Speaking through a translator, Ms. Kurihara said she thinks of dishes as belonging to one of three flavor families: soy, salt and mayonnaise. (The mayonnaise, spiked with rice vinegar and soy sauce, provides a creaminess that traditional Japanese dishes rarely have.)
“We love mayonnaise,” she said. “We have a great appetite for other cultures.” The Japanese passion for mayo is often surprising for Americans who encounter it at local sushi bars. Mayonnaise was introduced to Japan in the 1920′s and quickly became the national condiment, a virtually all-purpose sauce drizzled enthusiastically on sushi, pizza and fried chicken.
Ms. Kurihara has helped popularize strong cheeses like Parmigiano and Gorgonzola in Japan, which has no tradition of cheese making, and very little dairy of any kind in the traditional diet. “They have the same umami as my favorite Japanese foods,” she said.
Umami is the Japanese term for the nearly indefinable “fifth taste,” which is often described as savory, mouth-filling or meaty and is found in cured meat, soy sauce, mushrooms and red wine, among other foods.

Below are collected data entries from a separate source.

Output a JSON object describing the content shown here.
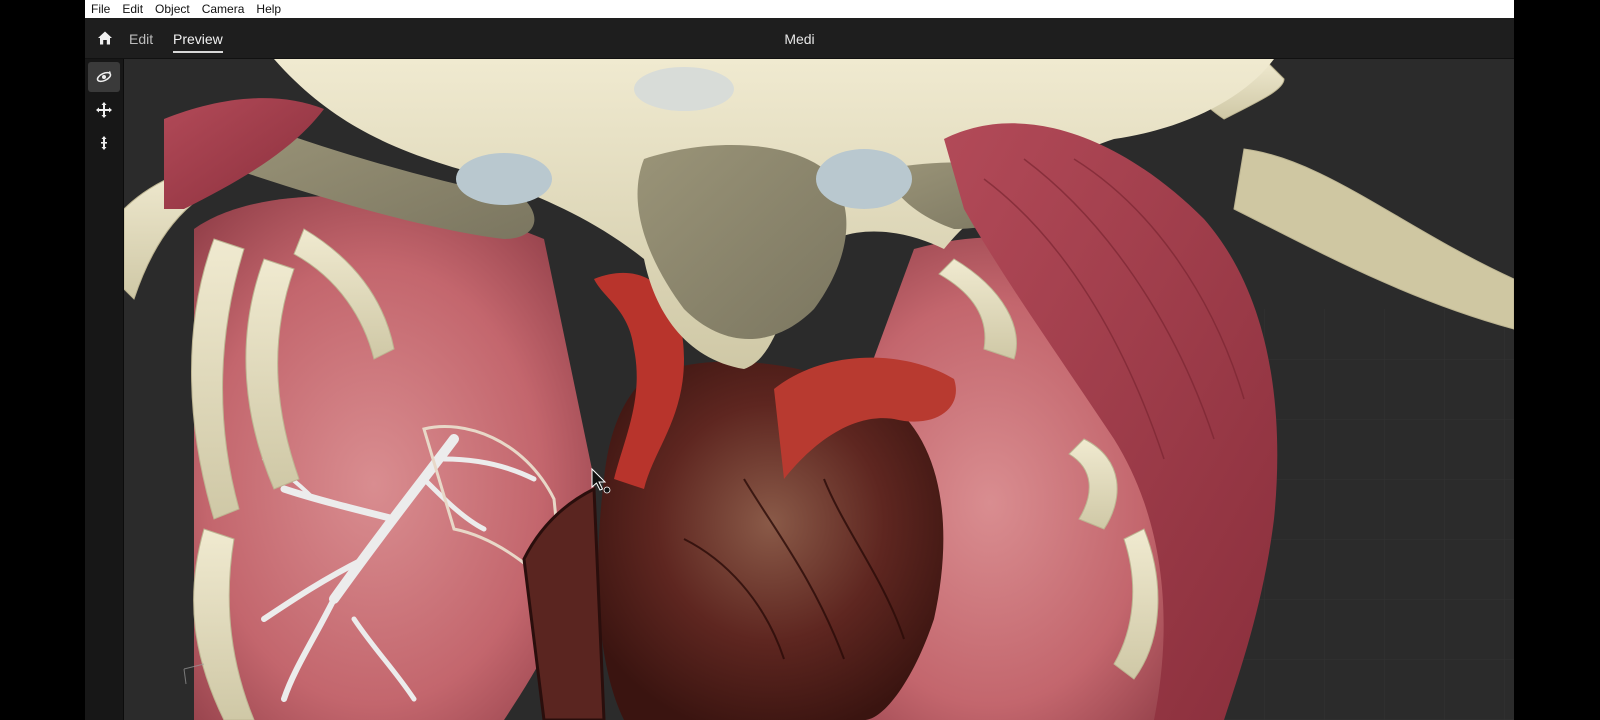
{
  "menubar": {
    "items": [
      "File",
      "Edit",
      "Object",
      "Camera",
      "Help"
    ]
  },
  "toolbar": {
    "tabs": [
      {
        "label": "Edit",
        "active": false
      },
      {
        "label": "Preview",
        "active": true
      }
    ],
    "title": "Medi"
  },
  "tools": [
    {
      "icon": "orbit-icon",
      "active": true
    },
    {
      "icon": "pan-move-icon",
      "active": false
    },
    {
      "icon": "zoom-dolly-icon",
      "active": false
    }
  ],
  "viewport": {
    "scene": "3d-anatomy-thorax-heart",
    "cursor": "arrow-pointer"
  },
  "colors": {
    "menubar_bg": "#ffffff",
    "toolbar_bg": "#1e1e1e",
    "viewport_bg": "#2a2a2a",
    "bone": "#e6e0c2",
    "muscle": "#a03a48",
    "lung": "#c7666e",
    "heart": "#6e2a24"
  }
}
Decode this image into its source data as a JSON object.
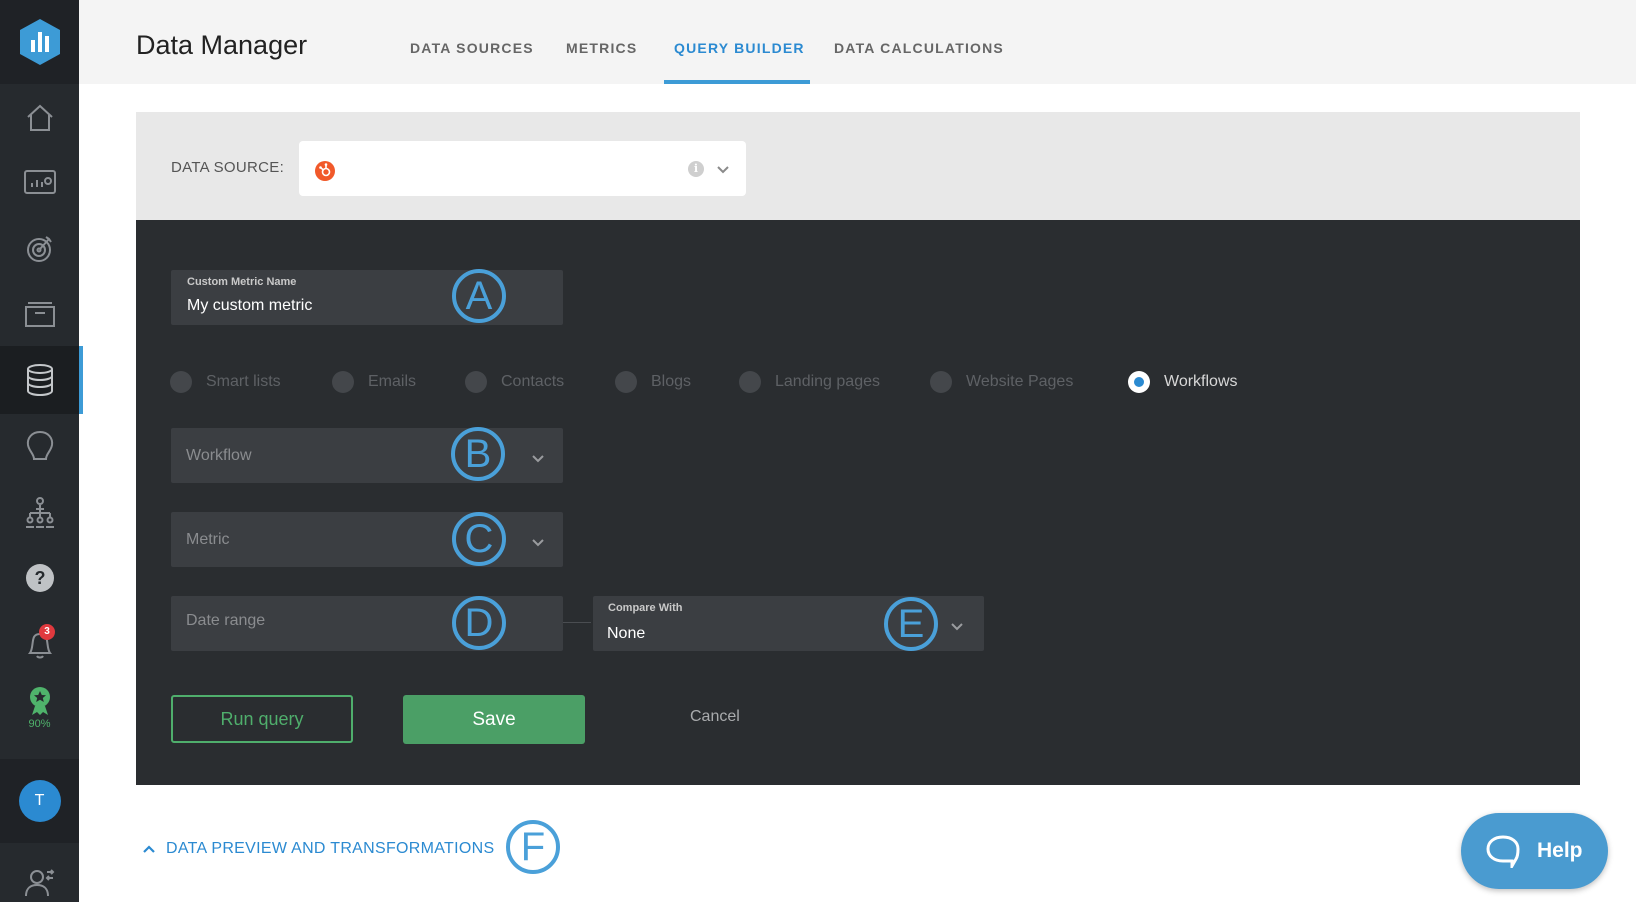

The ingredients Ms. Kurihara uses most often, though, are longtime standards of the Japanese kitchen: soy, sesame, ginger, rice and its derivatives (sake, vinegar) and especially the members of the huge green-onion family. While American cooks use either slim scallions or fat leeks, their Japanese counterparts use every size in between.
In addition “there is no Japanese cooking without myoga,” Ms. Kurihara said, picking up a graceful shallotlike bulb that is related to ginger. Its streaks of green, pink and white were reflected in the blossoming tulip trees outside. “It’s so refreshing to taste the first cabbages, the spring onions, new garlic and artichokes,” she added, speaking the international language of cooks.
Ms. Onishi, the fan, agreed.
“In springtime, New York City is a little like Tokyo,” she said looking around Rockefeller Center. “But without the fresh bamboo shoots.”